Put on your pajamas, Texas. The right way this time. Clean your room, and don't make me say it twice, and take the toothpaste out of your mouth. How much of it did you eat? Half the tube? Are we calling poison control again, just so your mother can hear "He'll either poop it all out or die, and there's nothing we can do about it either way, lady?" We're not going to eat any more toothpaste, or cry from the bedroom about how you need water or socks.
You are going to wake your baby brother up like that, and Texas A&M over there needs their sleep. He's growing. Rebuilding. Whatever.
Daddy Charlie is tired. We are not going to the park at 8:30 p.m., because there are teens smoking weed and getting handjobs in it. We are not going to the park, not eating crackers in bed for dinner, and I swear, Texas, we are not going to the national title game this year.
BUT I WANNA GO TO THE NATIONAL TITLE GAME. Do you pay rent here, son? Do you keep the lights on? Do you think you can just go wherever you want? You can go to San Antonio by yourself, and I'm very proud of that. You got on the plane and everything by yourself! But son, when you're ready, you'll go. And I'm your dad. I love you very much, little Texas.

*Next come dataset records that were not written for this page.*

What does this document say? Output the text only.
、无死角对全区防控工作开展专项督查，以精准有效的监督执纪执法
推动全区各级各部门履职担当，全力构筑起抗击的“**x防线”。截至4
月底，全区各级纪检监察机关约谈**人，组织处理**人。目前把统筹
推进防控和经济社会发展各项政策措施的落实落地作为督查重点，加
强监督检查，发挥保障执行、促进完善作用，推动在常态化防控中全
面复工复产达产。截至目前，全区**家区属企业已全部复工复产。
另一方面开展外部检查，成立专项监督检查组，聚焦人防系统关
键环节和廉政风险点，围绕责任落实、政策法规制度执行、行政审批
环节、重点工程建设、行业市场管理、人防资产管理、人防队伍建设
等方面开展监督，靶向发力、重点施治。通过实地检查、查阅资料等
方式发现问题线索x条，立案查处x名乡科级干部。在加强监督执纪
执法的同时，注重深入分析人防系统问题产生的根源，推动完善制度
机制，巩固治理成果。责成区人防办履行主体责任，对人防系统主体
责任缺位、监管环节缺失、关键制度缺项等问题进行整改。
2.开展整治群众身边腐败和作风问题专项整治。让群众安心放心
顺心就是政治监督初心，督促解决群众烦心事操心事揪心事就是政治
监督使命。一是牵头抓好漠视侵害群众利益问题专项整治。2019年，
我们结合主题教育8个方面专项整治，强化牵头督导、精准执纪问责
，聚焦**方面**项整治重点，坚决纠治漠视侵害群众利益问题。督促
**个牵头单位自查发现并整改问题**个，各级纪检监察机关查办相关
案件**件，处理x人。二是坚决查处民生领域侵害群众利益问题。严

But dammit I am the parent here. You are going straight to bed. And you are not going to the national title game. Not now, not this year. Not until you are grown, son.
And no, I don't care what Grandpa Mack said you could do, or how much candy he let you eat in bed. I don't care. That's why you had all those cavities. We floss in this house and we don't eat candy and we don't do five hours of TV a day while texting Matthew McConnelly or whoever. We're not going to be happy about the Holiday Bowl, we're not going to watch Spongebob on the iPad under the covers after dark, and we're not going to the national title game this year no matter how many times you ask.
I mean, you can't even beat Uncle Art in a game of---
[/Uncle Art goes to a national title game]
DAMMIT ART I'M TRYING TO SET AN EXAMPLE HERE---
Anyway, get back in bed, kid. No, I'm not going to snuggle with you. I'm not going to lie to you and tell you what you want to hear. You get one story book tonight, my pick. It's called 4-3 Under Playbook 2014. It's a great story. Try to have it memorized by breakfast. Which won't be McDonald's. I know Grandpa Mack took you to McDonalds every morning. I don't care. I'm your real dad now, and you're eating steel cut oatmeal and eggs from now on. Win a few games, and we'll start talking Egg McMuffins. You eat that stuff every morning, pretty soon BYU's running for 300 yards on your fat ass.
But we are not going to McDonalds' anytime soon, Texas. And we are not going to the national title game.